Porté par un Vincent Lindon virtuose, phénix désabusé en quête d’affection, et par une Agathe Rousselle époustouflante, poussant à son paroxysme l’ambivalence de son personnage, le propos de fond du métrage se veut pourtant loin de toutes les préoccupations complexes discutées depuis des jours. S’il ne devait subsister qu’un mot pour traduire Titane, ce serait amour. Le film ne parle pas exclusivement de cela bien sûr, et explore par ailleurs tout un ensemble d’enjeux passionnants autour de la quête d’identité, du rejet des autres, de la différence tout simplement. Mais ce qui ressort de l’œuvre, au-delà des rebondissements bien sentis et des fulgurances visuelles, c’est ce sentiment insaisissable dont il ne sert à rien de parler pendant trop longtemps au risque de n’en affaiblir la beauté. La justesse de l’écriture de Ducournau, et la force tragique que lui donne l’interprétation de chacun des comédiens, éclate finalement peut-être encore plus que la mise en scène impressionnante de la réalisatrice. L’irrépressible besoin d’aimer, plus que d’être aimé peut-être, est ce qu’il y a de sublime, subtilement masqué par la grandiosité et l’éclat d’une œuvre que certains trouveront prétentieuse. Il y en a toujours pour se cacher derrière ce genre de considérations lorsqu’on les confronte au génial, à un génial qui ne leur convient pas.

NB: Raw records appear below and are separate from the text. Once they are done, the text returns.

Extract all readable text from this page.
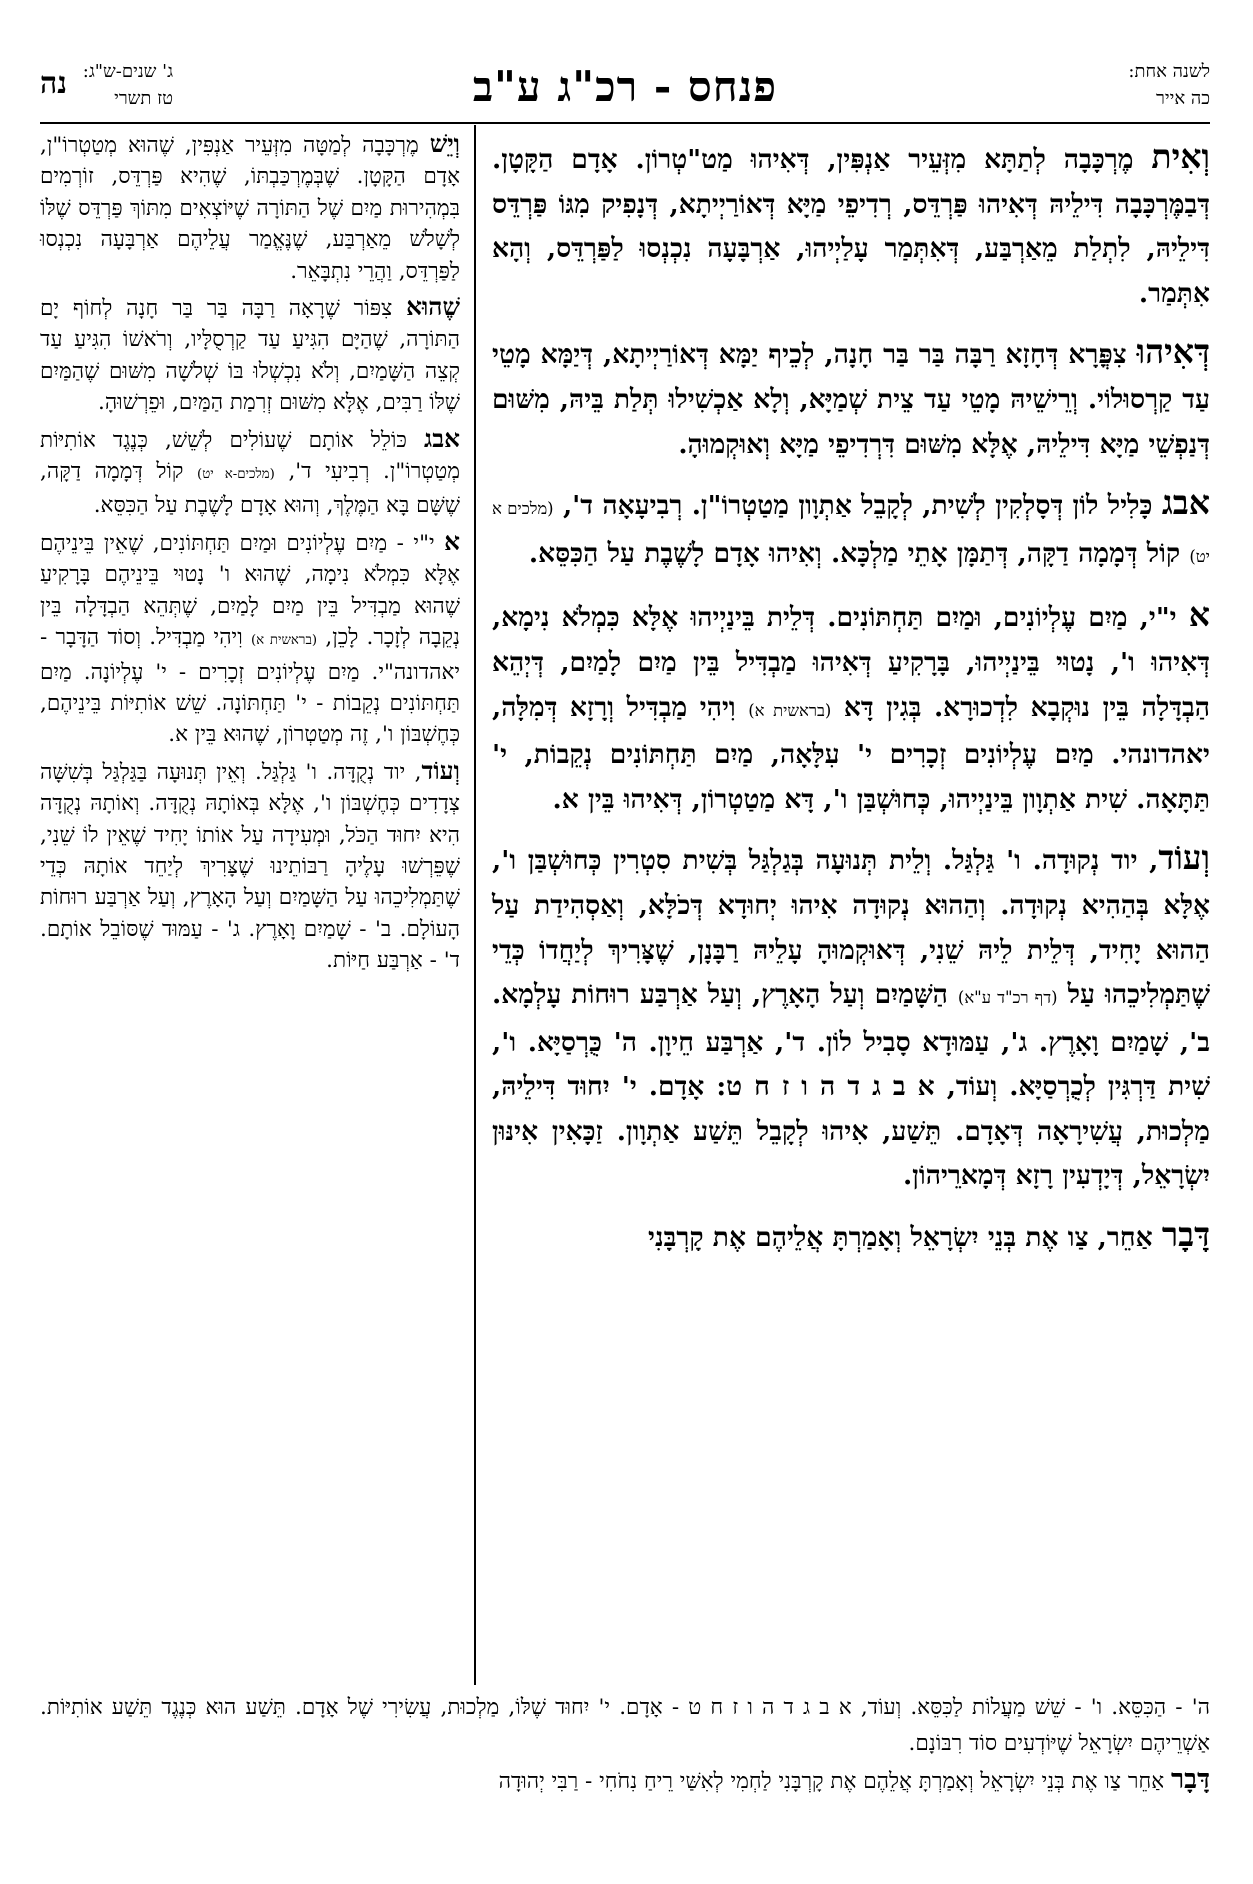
לשנה אחת:
כה אייר
פנחס - רכ"ג ע"ב
ג' שנים-ש"ג:
טז תשרי
נה

וְאִית מֶרְכָּבָה לְתַתָּא מִזְּעֵיר אַנְפִּין, דְּאִיהוּ מַט"טְרוֹן. אָדָם הַקָּטָן. דְּבַמֶּרְכָּבָה דִּילֵיהּ דְּאִיהוּ פַּרְדֵּס, רְדִיפֵי מַיָּא דְּאוֹרַיְיתָא, דְּנָפִיק מִגּוֹ פַּרְדֵּס דִּילֵיהּ, לִתְלַת מֵאַרְבַּע, דְּאִתְּמַר עָלַיְיהוּ, אַרְבָּעָה נִכְנְסוּ לַפַּרְדֵּס, וְהָא אִתְּמַר.

דְּאִיהוּ צִפֳּרָא דְּחָזָא רַבָּה בַּר בַּר חָנָה, לְכֵיף יַמָּא דְּאוֹרַיְיתָא, דְּיַמָּא מָטֵי עַד קַרְסוּלוֹי. וְרֵישֵׁיהּ מָטֵי עַד צֵית שְׁמַיָּא, וְלָא אַכְשִׁילוּ תְּלַת בֵּיהּ, מִשּׁוּם דְּנַפְשֵׁי מַיָּא דִּילֵיהּ, אֶלָּא מִשּׁוּם דִּרְדִיפֵי מַיָּא וְאוּקְמוּהָ.

אבג כָּלִיל לוֹן דְּסָלְקִין לְשִׁית, לְקָבֵל אַתְוָון מַטַטְרוֹ"ן. רְבִיעָאָה ד', (מלכים א יט) קוֹל דְּמָמָה דַקָּה, דְּתַמָּן אָתֵי מַלְכָּא. וְאִיהוּ אָדָם לָשֶׁבֶת עַל הַכִּסֵּא.

א י"י, מַיִם עֶלְיוֹנִים, וּמַיִם תַּחְתּוֹנִים. דְּלֵית בֵּינַיְיהוּ אֶלָּא כִּמְלֹא נִימָא, דְּאִיהוּ ו', נָטוּי בֵּינַיְיהוּ, בָּרָקִיעַ דְּאִיהוּ מַבְדִּיל בֵּין מַיִם לָמַיִם, דְּיְהֵא הַבְדָּלָה בֵּין נוּקְבָא לִדְכוּרָא. בְּגִין דָּא (בראשית א) וִיהִי מַבְדִּיל וְרָזָא דְּמִלָּה, יאהדונהי. מַיִם עֶלְיוֹנִים זְכָרִים י' עִלָּאָה, מַיִם תַּחְתּוֹנִים נְקֵבוֹת, י' תַּתָּאָה. שִׁית אַתְוָון בֵּינַיְיהוּ, כְּחוּשְׁבַּן ו', דָּא מַטַטְרוֹן, דְּאִיהוּ בֵּין א.

וְעוֹד, יוד נְקוּדָה. ו' גַּלְגַּל. וְלֵית תְּנוּעָה בְּגַלְגַּל בְּשִׁית סִטְרִין כְּחוּשְׁבַּן ו', אֶלָּא בְּהַהִיא נְקוּדָה. וְהַהוּא נְקוּדָה אִיהוּ יְחוּדָא דְּכֹלָּא, וְאַסְהִידַת עַל הַהוּא יָחִיד, דְּלֵית לֵיהּ שֵׁנִי, דְּאוּקְמוּהָ עָלֵיהּ רַבָּנָן, שֶׁצָּרִיךְ לְיַחֲדוֹ כְּדֵי שֶׁתַּמְלִיכֵהוּ עַל (דף רכ"ד ע"א) הַשָּׁמַיִם וְעַל הָאָרֶץ, וְעַל אַרְבַּע רוּחוֹת עָלְמָא. ב', שָׁמַיִם וָאָרֶץ. ג', עַמּוּדָא סָבִיל לוֹן. ד', אַרְבַּע חֵיוָן. ה' כֻּרְסַיָּא. ו', שִׁית דַּרְגִּין לְכֻרְסַיָּא. וְעוֹד, א ב ג ד ה ו ז ח ט: אָדָם. י' יִחוּד דִּילֵיהּ, מַלְכוּת, עֲשִׁירָאָה דְּאָדָם. תֵּשַׁע, אִיהוּ לְקָבֵל תֵּשַׁע אַתְוָון. זַכָּאִין אִינּוּן יִשְׂרָאֵל, דְּיָדְעִין רָזָא דְּמָארֵיהוֹן.

דָּבָר אַחֵר, צַו אֶת בְּנֵי יִשְׂרָאֵל וְאָמַרְתָּ אֲלֵיהֶם אֶת קָרְבָּנִי

וְיֵשׁ מֶרְכָּבָה לְמַטָּה מִזְּעֵיר אַנְפִּין, שֶׁהוּא מְטַטְרוֹ"ן, אָדָם הַקָּטָן. שֶׁבְּמֶרְכַּבְתּוֹ, שֶׁהִיא פַּרְדֵּס, זוֹרְמִים בִּמְהִירוּת מַיִם שֶׁל הַתּוֹרָה שֶׁיּוֹצְאִים מִתּוֹךְ פַּרְדֵּס שֶׁלּוֹ לְשָׁלֹשׁ מֵאַרְבַּע, שֶׁנֶּאֱמַר עֲלֵיהֶם אַרְבָּעָה נִכְנְסוּ לַפַּרְדֵּס, וַהֲרֵי נִתְבָּאֵר.

שֶׁהוּא צִפּוֹר שֶׁרָאָה רַבָּה בַּר בַּר חָנָה לְחוֹף יָם הַתּוֹרָה, שֶׁהַיָּם הִגִּיעַ עַד קַרְסֻלָּיו, וְרֹאשׁוֹ הִגִּיעַ עַד קְצֵה הַשָּׁמַיִם, וְלֹא נִכְשְׁלוּ בּוֹ שְׁלֹשָׁה מִשּׁוּם שֶׁהַמַּיִם שֶׁלּוֹ רַבִּים, אֶלָּא מִשּׁוּם זְרִמַת הַמַּיִם, וּפֵרְשׁוּהָ.

אבג כּוֹלֵל אוֹתָם שֶׁעוֹלִים לְשֵׁשׁ, כְּנֶגֶד אוֹתִיּוֹת מְטַטְרוֹ"ן. רְבִיעִי ד', (מלכים-א יט) קוֹל דְּמָמָה דַקָּה, שֶׁשָּׁם בָּא הַמֶּלֶךְ, וְהוּא אָדָם לָשֶׁבֶת עַל הַכִּסֵּא.

א י"י - מַיִם עֶלְיוֹנִים וּמַיִם תַּחְתּוֹנִים, שֶׁאֵין בֵּינֵיהֶם אֶלָּא כִּמְלֹא נִימָה, שֶׁהוּא ו' נָטוּי בֵּינֵיהֶם בָּרָקִיעַ שֶׁהוּא מַבְדִּיל בֵּין מַיִם לָמַיִם, שֶׁתְּהֵא הַבְדָּלָה בֵּין נְקֵבָה לְזָכָר. לָכֵן, (בראשית א) וִיהִי מַבְדִּיל. וְסוֹד הַדָּבָר - יאהדונה"י. מַיִם עֶלְיוֹנִים זְכָרִים - י' עֶלְיוֹנָה. מַיִם תַּחְתּוֹנִים נְקֵבוֹת - י' תַּחְתּוֹנָה. שֵׁשׁ אוֹתִיּוֹת בֵּינֵיהֶם, כְּחֶשְׁבּוֹן ו', זֶה מְטַטְרוֹן, שֶׁהוּא בֵּין א.

וְעוֹד, יוד נְקֻדָּה. ו' גַּלְגַּל. וְאֵין תְּנוּעָה בַּגַּלְגַּל בְּשִׁשָּׁה צְדָדִים כְּחֶשְׁבּוֹן ו', אֶלָּא בְּאוֹתָהּ נְקֻדָּה. וְאוֹתָהּ נְקֻדָּה הִיא יִחוּד הַכֹּל, וּמְעִידָה עַל אוֹתוֹ יָחִיד שֶׁאֵין לוֹ שֵׁנִי, שֶׁפֵּרְשׁוּ עָלֶיהָ רַבּוֹתֵינוּ שֶׁצָּרִיךְ לְיַחֵד אוֹתָהּ כְּדֵי שֶׁתַּמְלִיכֵהוּ עַל הַשָּׁמַיִם וְעַל הָאָרֶץ, וְעַל אַרְבַּע רוּחוֹת הָעוֹלָם. ב' - שָׁמַיִם וָאָרֶץ. ג' - עַמּוּד שֶׁסּוֹבֵל אוֹתָם. ד' - אַרְבַּע חַיּוֹת.

ה' - הַכִּסֵּא. ו' - שֵׁשׁ מַעֲלוֹת לַכִּסֵּא. וְעוֹד, א ב ג ד ה ו ז ח ט - אָדָם. י' יִחוּד שֶׁלּוֹ, מַלְכוּת, עֲשִׂירִי שֶׁל אָדָם. תֵּשַׁע הוּא כְּנֶגֶד תֵּשַׁע אוֹתִיּוֹת. אַשְׁרֵיהֶם יִשְׂרָאֵל שֶׁיּוֹדְעִים סוֹד רִבּוֹנָם.
דָּבָר אַחֵר צַו אֶת בְּנֵי יִשְׂרָאֵל וְאָמַרְתָּ אֲלֵהֶם אֶת קָרְבָּנִי לַחְמִי לְאִשַּׁי רֵיחַ נִחֹחִי - רַבִּי יְהוּדָה
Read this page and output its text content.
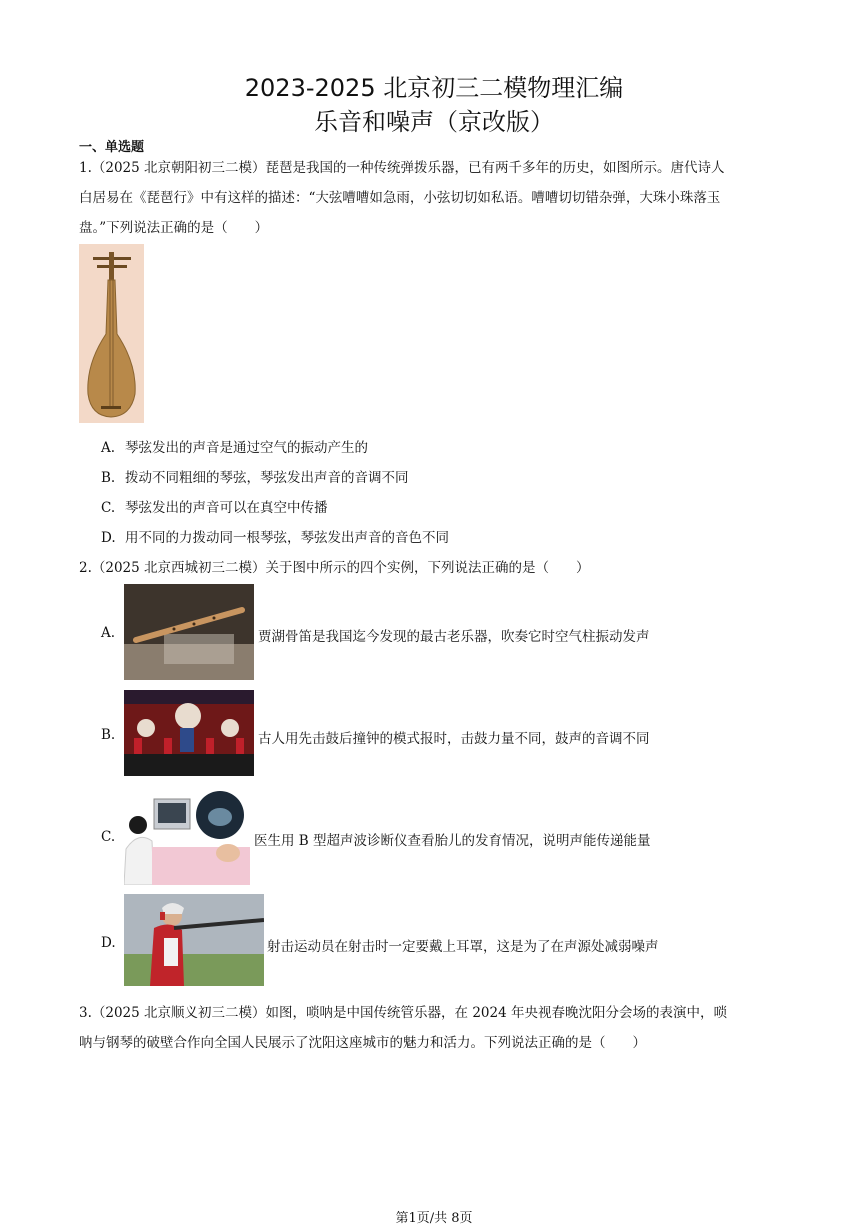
2023-2025 北京初三二模物理汇编
乐音和噪声（京改版）
一、单选题
1.（2025 北京朝阳初三二模）琵琶是我国的一种传统弹拨乐器，已有两千多年的历史，如图所示。唐代诗人
白居易在《琵琶行》中有这样的描述：“大弦嘈嘈如急雨，小弦切切如私语。嘈嘈切切错杂弹，大珠小珠落玉
盘。”下列说法正确的是（　　）
A. 琴弦发出的声音是通过空气的振动产生的
B. 拨动不同粗细的琴弦，琴弦发出声音的音调不同
C. 琴弦发出的声音可以在真空中传播
D. 用不同的力拨动同一根琴弦，琴弦发出声音的音色不同
2.（2025 北京西城初三二模）关于图中所示的四个实例，下列说法正确的是（　　）
A.	贾湖骨笛是我国迄今发现的最古老乐器，吹奏它时空气柱振动发声
B.	古人用先击鼓后撞钟的模式报时，击鼓力量不同，鼓声的音调不同
C.	医生用 B 型超声波诊断仪查看胎儿的发育情况，说明声能传递能量
D.	射击运动员在射击时一定要戴上耳罩，这是为了在声源处减弱噪声
3.（2025 北京顺义初三二模）如图，唢呐是中国传统管乐器，在 2024 年央视春晚沈阳分会场的表演中，唢
呐与钢琴的破壁合作向全国人民展示了沈阳这座城市的魅力和活力。下列说法正确的是（　　）
第1页/共 8页
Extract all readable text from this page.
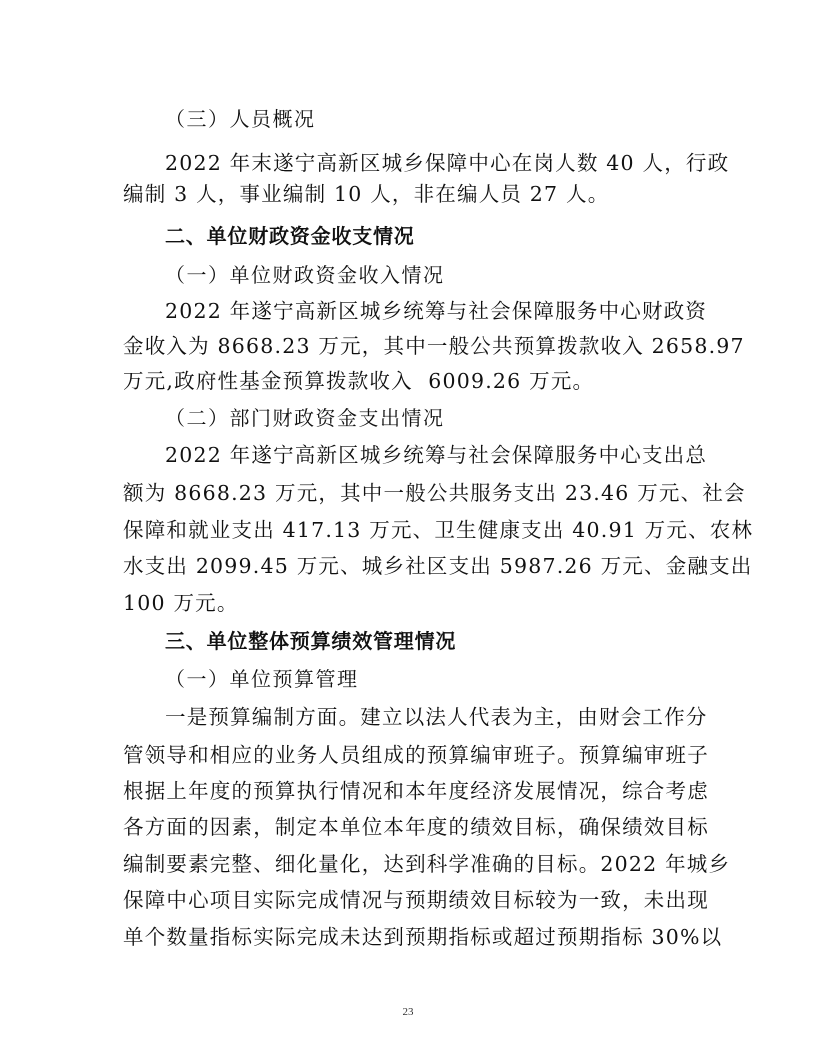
（三）人员概况
2022 年末遂宁高新区城乡保障中心在岗人数 40 人，行政
编制 3 人，事业编制 10 人，非在编人员 27 人。
二、单位财政资金收支情况
（一）单位财政资金收入情况
2022 年遂宁高新区城乡统筹与社会保障服务中心财政资
金收入为 8668.23 万元，其中一般公共预算拨款收入 2658.97
万元,政府性基金预算拨款收入  6009.26 万元。
（二）部门财政资金支出情况
2022 年遂宁高新区城乡统筹与社会保障服务中心支出总
额为 8668.23 万元，其中一般公共服务支出 23.46 万元、社会
保障和就业支出 417.13 万元、卫生健康支出 40.91 万元、农林
水支出 2099.45 万元、城乡社区支出 5987.26 万元、金融支出
100 万元。
三、单位整体预算绩效管理情况
（一）单位预算管理
一是预算编制方面。建立以法人代表为主，由财会工作分
管领导和相应的业务人员组成的预算编审班子。预算编审班子
根据上年度的预算执行情况和本年度经济发展情况，综合考虑
各方面的因素，制定本单位本年度的绩效目标，确保绩效目标
编制要素完整、细化量化，达到科学准确的目标。2022 年城乡
保障中心项目实际完成情况与预期绩效目标较为一致，未出现
单个数量指标实际完成未达到预期指标或超过预期指标 30%以
23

Tant pis, Titane aura eu le mérite de réveiller les tristes hyènes amoureuses de l’aseptisé et rien que pour ça, on peut lui dire merci.

Loin d’être parfait, et c’est ce qui en fait sa beauté, Titane est une expérience d’une intensité rare, un hurlement qui ne pouvait être contenu plus longtemps, une ode à ce qu’il reste quand il n’y a plus rien. Palme d’Or historique, symbole malgré lui, il laissera une trace indélébile dans l’esprit et le corps de chacun, réveillant au plus profond de notre être des choses enfouies, méconnues. L’estomac noué, la gorge serrée, les yeux mouillés peut-être, l’heure est venue de laisser entrer les monstres.